David Browne
February 28, 2000 AT 05:00 AM EST

MACHINA/the machines of God

Current Status
In Season
Metal, Rock

We gave it a C+

Intent on staving off obsolescence, the Smashing Pumpkins began signing autographs at record stores and playing surprise club dates before MACHINA/the machines of God was even released.
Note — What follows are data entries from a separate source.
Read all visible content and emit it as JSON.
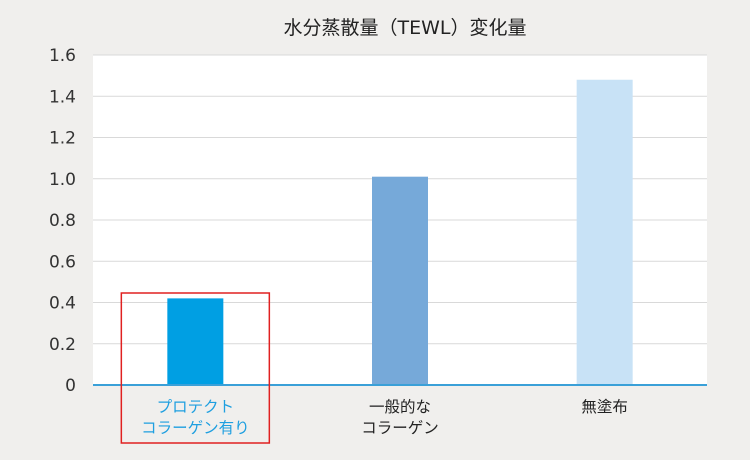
{
  "chart_data": {
    "type": "bar",
    "title": "水分蒸散量（TEWL）変化量",
    "categories": [
      [
        "プロテクト",
        "コラーゲン有り"
      ],
      [
        "一般的な",
        "コラーゲン"
      ],
      [
        "無塗布"
      ]
    ],
    "values": [
      0.42,
      1.01,
      1.48
    ],
    "bar_colors": [
      "#009fe3",
      "#76a9d9",
      "#c8e2f6"
    ],
    "highlight_index": 0,
    "highlight_color": "#e02020",
    "highlight_text_color": "#1e9fe0",
    "ylim": [
      0,
      1.6
    ],
    "yticks": [
      "0",
      "0.2",
      "0.4",
      "0.6",
      "0.8",
      "1.0",
      "1.2",
      "1.4",
      "1.6"
    ],
    "xlabel": "",
    "ylabel": "",
    "grid": true,
    "axis_color": "#3aa0d8",
    "grid_color": "#d9d9d9",
    "plot_background": "#ffffff"
  }
}
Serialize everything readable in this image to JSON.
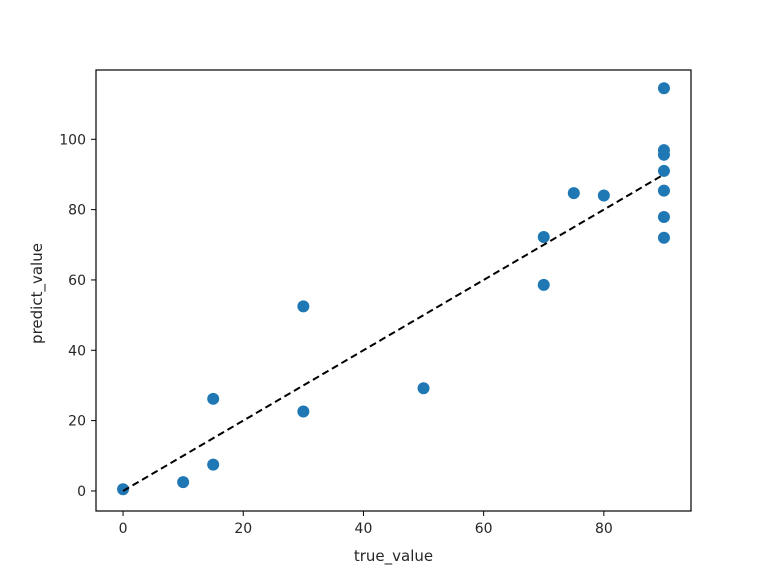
{
  "chart_data": {
    "type": "scatter",
    "xlabel": "true_value",
    "ylabel": "predict_value",
    "xlim": [
      -4.5,
      94.5
    ],
    "ylim": [
      -5.7,
      119.7
    ],
    "xticks": [
      0,
      20,
      40,
      60,
      80
    ],
    "yticks": [
      0,
      20,
      40,
      60,
      80,
      100
    ],
    "grid": false,
    "points": [
      {
        "x": 0,
        "y": 0.5
      },
      {
        "x": 10,
        "y": 2.5
      },
      {
        "x": 15,
        "y": 7.5
      },
      {
        "x": 15,
        "y": 26.2
      },
      {
        "x": 30,
        "y": 22.6
      },
      {
        "x": 30,
        "y": 52.5
      },
      {
        "x": 50,
        "y": 29.2
      },
      {
        "x": 70,
        "y": 58.6
      },
      {
        "x": 70,
        "y": 72.2
      },
      {
        "x": 75,
        "y": 84.7
      },
      {
        "x": 80,
        "y": 84.0
      },
      {
        "x": 90,
        "y": 114.5
      },
      {
        "x": 90,
        "y": 96.9
      },
      {
        "x": 90,
        "y": 95.6
      },
      {
        "x": 90,
        "y": 91.0
      },
      {
        "x": 90,
        "y": 85.4
      },
      {
        "x": 90,
        "y": 77.9
      },
      {
        "x": 90,
        "y": 72.0
      }
    ],
    "reference_line": {
      "x": [
        0,
        90
      ],
      "y": [
        0,
        90
      ],
      "style": "dashed"
    },
    "colors": {
      "points": "#1f77b4",
      "reference_line": "#000000",
      "axes": "#000000"
    }
  }
}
This newly aggressive — or desperate — strategy is also evident on the album, which shelves the multi-textured forays into balladry and electronica of 1998’s ”Adore” in favor of a nearly nonstop barrage of buzz-saw guitars.

If the urgency to reestablish the Pumpkins isn’t obvious enough, auteur Billy Corgan makes it groaningly transparent in his lyrics: ”I’m not dead yet” goes the first line in the first song, followed on other tracks by repeated uses of living-dying metaphors and, in the unfortunately titled ”I of the Mourning,” the line ”I blow the dust off my guitars.”
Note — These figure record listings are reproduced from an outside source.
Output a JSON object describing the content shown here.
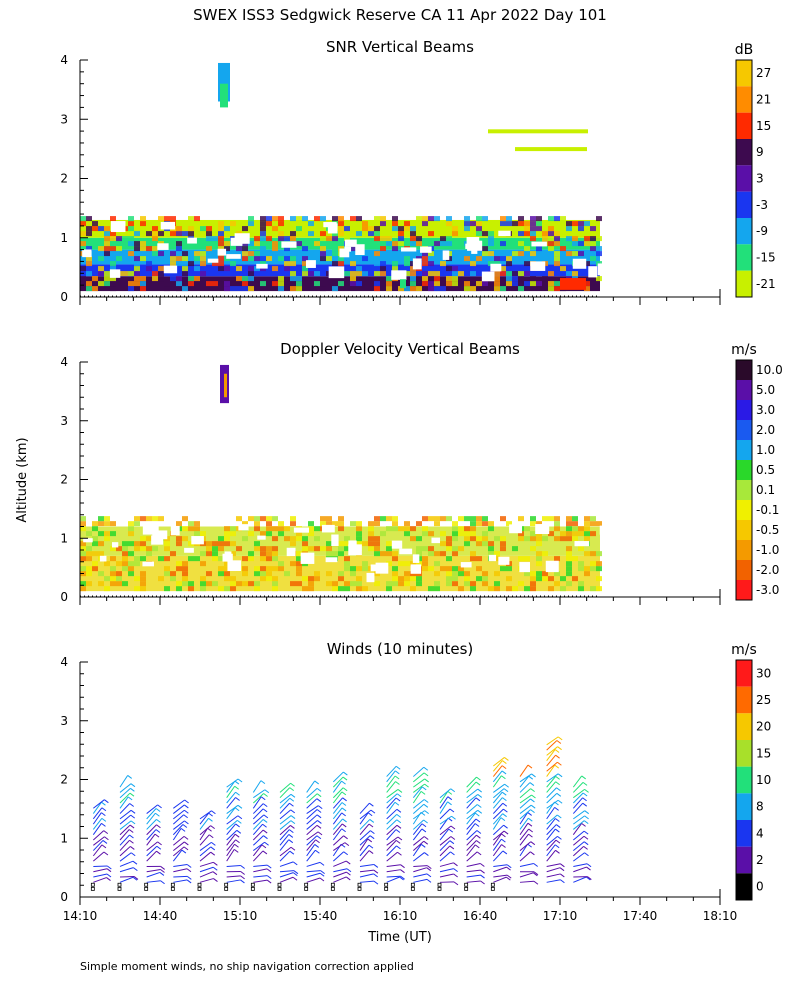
{
  "title": "SWEX ISS3 Sedgwick Reserve CA  11 Apr 2022 Day 101",
  "y_axis_label": "Altitude (km)",
  "x_axis_label": "Time (UT)",
  "footnote": "Simple moment winds, no ship navigation correction applied",
  "chart_data": [
    {
      "type": "heatmap",
      "title": "SNR Vertical Beams",
      "xlabel": "Time (UT)",
      "ylabel": "Altitude (km)",
      "x_ticks": [
        "14:10",
        "14:40",
        "15:10",
        "15:40",
        "16:10",
        "16:40",
        "17:10",
        "17:40",
        "18:10"
      ],
      "y_ticks": [
        "0",
        "1",
        "2",
        "3",
        "4"
      ],
      "ylim": [
        0,
        4
      ],
      "colorbar": {
        "unit": "dB",
        "labels": [
          "27",
          "21",
          "15",
          "9",
          "3",
          "-3",
          "-9",
          "-15",
          "-21"
        ],
        "colors": [
          "#f6c800",
          "#ff8c00",
          "#ff2a00",
          "#3d0a4f",
          "#5a0fa8",
          "#1a36f0",
          "#14a6ee",
          "#22e07a",
          "#c8f000"
        ]
      },
      "layers": [
        {
          "altitude_km": [
            0.1,
            0.35
          ],
          "color": "#3d0a4f"
        },
        {
          "altitude_km": [
            0.35,
            0.55
          ],
          "color": "#1a36f0"
        },
        {
          "altitude_km": [
            0.55,
            0.8
          ],
          "color": "#14a6ee"
        },
        {
          "altitude_km": [
            0.8,
            1.0
          ],
          "color": "#22e07a"
        },
        {
          "altitude_km": [
            1.0,
            1.3
          ],
          "color": "#c8f000"
        }
      ]
    },
    {
      "type": "heatmap",
      "title": "Doppler Velocity Vertical Beams",
      "xlabel": "Time (UT)",
      "ylabel": "Altitude (km)",
      "x_ticks": [
        "14:10",
        "14:40",
        "15:10",
        "15:40",
        "16:10",
        "16:40",
        "17:10",
        "17:40",
        "18:10"
      ],
      "y_ticks": [
        "0",
        "1",
        "2",
        "3",
        "4"
      ],
      "ylim": [
        0,
        4
      ],
      "colorbar": {
        "unit": "m/s",
        "labels": [
          "10.0",
          "5.0",
          "3.0",
          "2.0",
          "1.0",
          "0.5",
          "0.1",
          "-0.1",
          "-0.5",
          "-1.0",
          "-2.0",
          "-3.0"
        ],
        "colors": [
          "#2a0a2a",
          "#5a0fa8",
          "#2a1ae6",
          "#1a5af0",
          "#14a6ee",
          "#2ad82a",
          "#a8e83a",
          "#f0f000",
          "#f6c800",
          "#f49a00",
          "#f26200",
          "#ff1a1a"
        ]
      },
      "layers": [
        {
          "altitude_km": [
            0.1,
            0.7
          ],
          "color": "#f0e040"
        },
        {
          "altitude_km": [
            0.7,
            1.2
          ],
          "color": "#d8ea50"
        }
      ]
    },
    {
      "type": "scatter",
      "title": "Winds (10 minutes)",
      "xlabel": "Time (UT)",
      "ylabel": "Altitude (km)",
      "x_ticks": [
        "14:10",
        "14:40",
        "15:10",
        "15:40",
        "16:10",
        "16:40",
        "17:10",
        "17:40",
        "18:10"
      ],
      "y_ticks": [
        "0",
        "1",
        "2",
        "3",
        "4"
      ],
      "ylim": [
        0,
        4
      ],
      "colorbar": {
        "unit": "m/s",
        "labels": [
          "30",
          "25",
          "20",
          "15",
          "10",
          "8",
          "4",
          "2",
          "0"
        ],
        "colors": [
          "#ff1a1a",
          "#ff6a00",
          "#f6c800",
          "#a8e02a",
          "#22e07a",
          "#14a6ee",
          "#1a36f0",
          "#5a0fa8",
          "#000000"
        ]
      },
      "profiles_time_ut": [
        "14:15",
        "14:25",
        "14:35",
        "14:45",
        "14:55",
        "15:05",
        "15:15",
        "15:25",
        "15:35",
        "15:45",
        "15:55",
        "16:05",
        "16:15",
        "16:25",
        "16:35",
        "16:45",
        "16:55",
        "17:05",
        "17:15"
      ],
      "profile_top_km": [
        1.6,
        1.9,
        1.5,
        1.6,
        1.4,
        1.9,
        1.8,
        1.8,
        1.8,
        2.0,
        1.5,
        2.1,
        2.1,
        1.7,
        1.9,
        2.3,
        2.1,
        2.6,
        1.9
      ]
    }
  ]
}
The heavy-handedness is as bald as Corgan’s dome, and often just as unappetizing. Earlier Pumpkins snarl-fests had a ravaged grace, but these are a monochromatic bunch, and the album is more interminable than both brilliant discs of ”Mellon Collie and the Infinite Sadness” combined. Corgan wants us to forget ”Adore,” since it didn’t sell well, yet ”MACHINA”’s highlights are those in which the band (Corgan, James Iha, Jimmy Chamberlin, and Melissa Auf Der Maur) picks up where that unjustly chastised album left off, with back-from-rehab drummer Chamberlin adding a harder backbeat.

”The Sacred and Profane” and ”Try, Try, Try” find Corgan again balancing beauty and ballast. But the more he tries to convince himself that the band still matters because they can ”rock,” the deeper in Corgan digs himself (”Heavy Metal Machine,” which amounts to Kiss for eggheads, is a prime example). He’s still a rat in a cage; this time, though, it’s of his own design.